The problem is that no-one really knows what happens if a committee goes this far down the line. In theory, if someone is found in contempt of Parliament, he or she can be fined or even imprisoned; but no-one has been detained since 1880, and the last time a fine was imposed was in 1666. It is generally regarded as unlikely that powers which have been in abeyance for so long would withstand exposure to the contemporary legal system domestically and internationally, so the effect of raising the stakes could be to expose the fact that select committees are in fact powerless to require the attendance of someone sufficiently recalcitrant and brave.
Does it seem likely that Musk, a well practised provocateur and self-described “free speech absolutist”, would meekly submit to a parliamentary committee? Or is it more likely, given his stubborn, unpredictable and combative nature, not to mention a net worth of $222 billion, that he would seize every opportunity to defy, frustrate and expose the committee as a paper tiger, all in defence of freedom of speech?
Musk also lives primarily in Texas, so he is not even in Parliament’s jurisdiction to be served with a summons in the first place: this was a problem faced by the Business, Innovation and Skills Committee in 2010/11 when the Chairman and CEO of Kraft Foods, Irene Rosenfeld, refused to travel to the United Kingdom to answer questions about the company’s takeover of Cadbury’s. Angry MPs discussed the idea of a subpoena but it was not found to be workable.
The House of Commons Committee of Privileges published a report on select committees and contempts in April 2021 and laid out several options for reform. No action has yet been taken, however. The situation remains, therefore, that the exact limits of a committee’s powers are still not wholly tested nor clear, and that ambiguity can be a useful tool in negotiating with reluctant witnesses. I have had to engage in these kinds of delicate exchanges more than once—one chairman waved me away with a cheery “The future of the select committee system is in your hands!”—but the balance of probability is that to test PPR powers to their ultimate limit would result in a defeat for Parliament. Musk is arguably the wrong opponent and this is certainly the wrong ground on which a committee should fight him. Perhaps Butler and Onwurah will reflect over the summer adjournment and seek alternative methods of scrutiny.
È finita la commedia
I hope this has been useful in highlighting briefly some of the stories which were elbowed aside by the headlines over the past week. I have a feeling some or all of them may return.

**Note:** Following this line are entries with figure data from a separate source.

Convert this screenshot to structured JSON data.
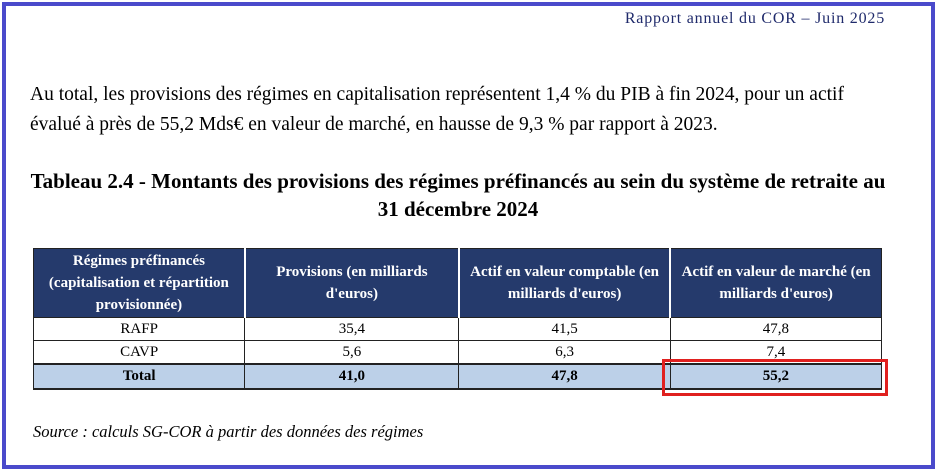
{
  "header": "Rapport annuel du COR – Juin 2025",
  "paragraph": "Au total, les provisions des régimes en capitalisation représentent 1,4 % du PIB à fin 2024, pour un actif évalué à près de 55,2 Mds€ en valeur de marché, en hausse de 9,3 % par rapport à 2023.",
  "table": {
    "title": "Tableau 2.4 - Montants des provisions des régimes préfinancés au sein du système de retraite au 31 décembre 2024",
    "columns": [
      "Régimes préfinancés (capitalisation et répartition provisionnée)",
      "Provisions (en milliards d'euros)",
      "Actif en valeur comptable (en milliards d'euros)",
      "Actif  en valeur de marché (en milliards d'euros)"
    ],
    "rows": [
      [
        "RAFP",
        "35,4",
        "41,5",
        "47,8"
      ],
      [
        "CAVP",
        "5,6",
        "6,3",
        "7,4"
      ]
    ],
    "total": [
      "Total",
      "41,0",
      "47,8",
      "55,2"
    ]
  },
  "source": "Source : calculs SG-COR à partir des données des régimes",
  "colors": {
    "frame": "#4a4acb",
    "table_header_bg": "#253a6c",
    "total_row_bg": "#bcd0e8",
    "highlight_box": "#e0201f"
  }
}
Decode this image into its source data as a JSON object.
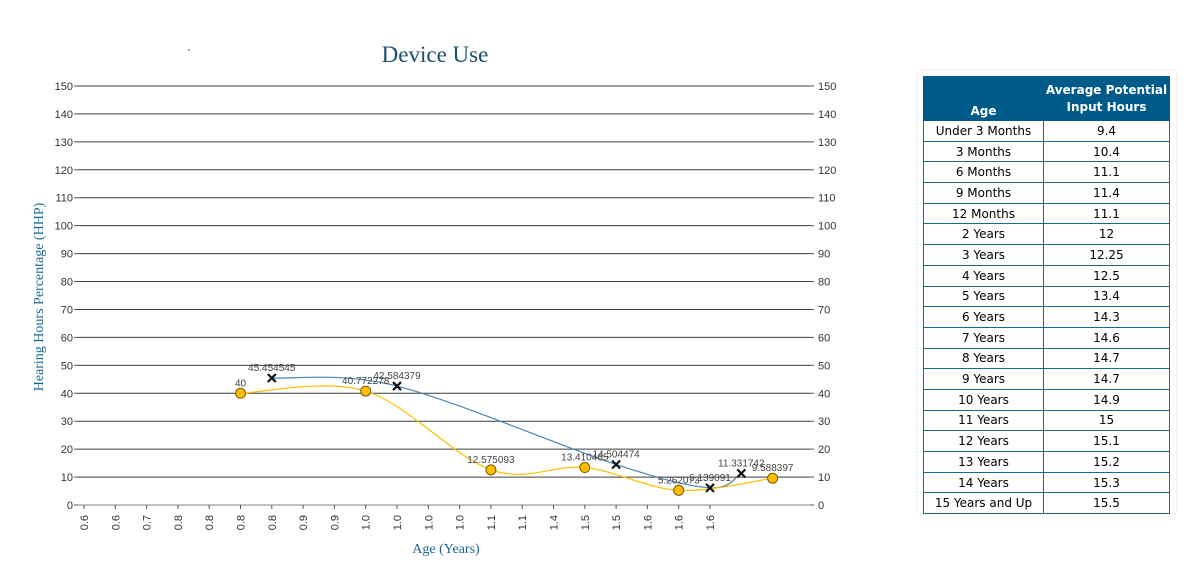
{
  "chart_data": {
    "type": "line",
    "title": "Device Use",
    "xlabel": "Age (Years)",
    "ylabel": "Hearing Hours Percentage (HHP)",
    "ylim": [
      0,
      150
    ],
    "yticks": [
      0,
      10,
      20,
      30,
      40,
      50,
      60,
      70,
      80,
      90,
      100,
      110,
      120,
      130,
      140,
      150
    ],
    "xtick_labels": [
      "0.6",
      "0.6",
      "0.7",
      "0.8",
      "0.8",
      "0.8",
      "0.8",
      "0.9",
      "0.9",
      "1.0",
      "1.0",
      "1.0",
      "1.0",
      "1.1",
      "1.1",
      "1.4",
      "1.5",
      "1.5",
      "1.6",
      "1.6",
      "1.6"
    ],
    "grid": true,
    "legend": "none",
    "series": [
      {
        "marker": "x",
        "color": "#4a86b4",
        "points": [
          {
            "xi": 6,
            "y": 45.454545,
            "label": "45.454545"
          },
          {
            "xi": 10,
            "y": 42.584379,
            "label": "42.584379"
          },
          {
            "xi": 17,
            "y": 14.504474,
            "label": "14.504474"
          },
          {
            "xi": 20,
            "y": 6.139091,
            "label": "6.139091"
          },
          {
            "xi": 21,
            "y": 11.331742,
            "label": "11.331742"
          }
        ]
      },
      {
        "marker": "circle",
        "color": "#ffbe00",
        "points": [
          {
            "xi": 5,
            "y": 40,
            "label": "40"
          },
          {
            "xi": 9,
            "y": 40.772278,
            "label": "40.772278"
          },
          {
            "xi": 13,
            "y": 12.575093,
            "label": "12.575093"
          },
          {
            "xi": 16,
            "y": 13.410465,
            "label": "13.410465"
          },
          {
            "xi": 19,
            "y": 5.262073,
            "label": "5.262073"
          },
          {
            "xi": 22,
            "y": 9.588397,
            "label": "9.588397"
          }
        ]
      }
    ]
  },
  "table": {
    "headers": {
      "age": "Age",
      "hours_line1": "Average Potential",
      "hours_line2": "Input Hours"
    },
    "rows": [
      {
        "age": "Under 3 Months",
        "hours": "9.4"
      },
      {
        "age": "3 Months",
        "hours": "10.4"
      },
      {
        "age": "6 Months",
        "hours": "11.1"
      },
      {
        "age": "9 Months",
        "hours": "11.4"
      },
      {
        "age": "12 Months",
        "hours": "11.1"
      },
      {
        "age": "2 Years",
        "hours": "12"
      },
      {
        "age": "3 Years",
        "hours": "12.25"
      },
      {
        "age": "4 Years",
        "hours": "12.5"
      },
      {
        "age": "5 Years",
        "hours": "13.4"
      },
      {
        "age": "6 Years",
        "hours": "14.3"
      },
      {
        "age": "7 Years",
        "hours": "14.6"
      },
      {
        "age": "8 Years",
        "hours": "14.7"
      },
      {
        "age": "9 Years",
        "hours": "14.7"
      },
      {
        "age": "10 Years",
        "hours": "14.9"
      },
      {
        "age": "11 Years",
        "hours": "15"
      },
      {
        "age": "12 Years",
        "hours": "15.1"
      },
      {
        "age": "13 Years",
        "hours": "15.2"
      },
      {
        "age": "14 Years",
        "hours": "15.3"
      },
      {
        "age": "15 Years and Up",
        "hours": "15.5"
      }
    ]
  }
}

It is known as “Short Money” because the system was introduced in 1975 by the Leader of the House of Commons, Edward Short, later Lord Glenamara.
Or the aphorism oft attributed to George Bernard Shaw: "Never wrestle with a pig. You both get filthy and the pig enjoys it."
"As a group of five MPs, they would be as large as Reform UK and the DUP, and larger than the Green Party, Plaid Cymru and the four smaller Northern Ireland Unionist parties, a fact of which they are fully aware."
I think you mean "two smaller Northern Ireland Unionist parties" i.e. the UUP and TUV or "four smaller Northern Ireland parties" i.e. SDLP, Alliance, UUP and TUV.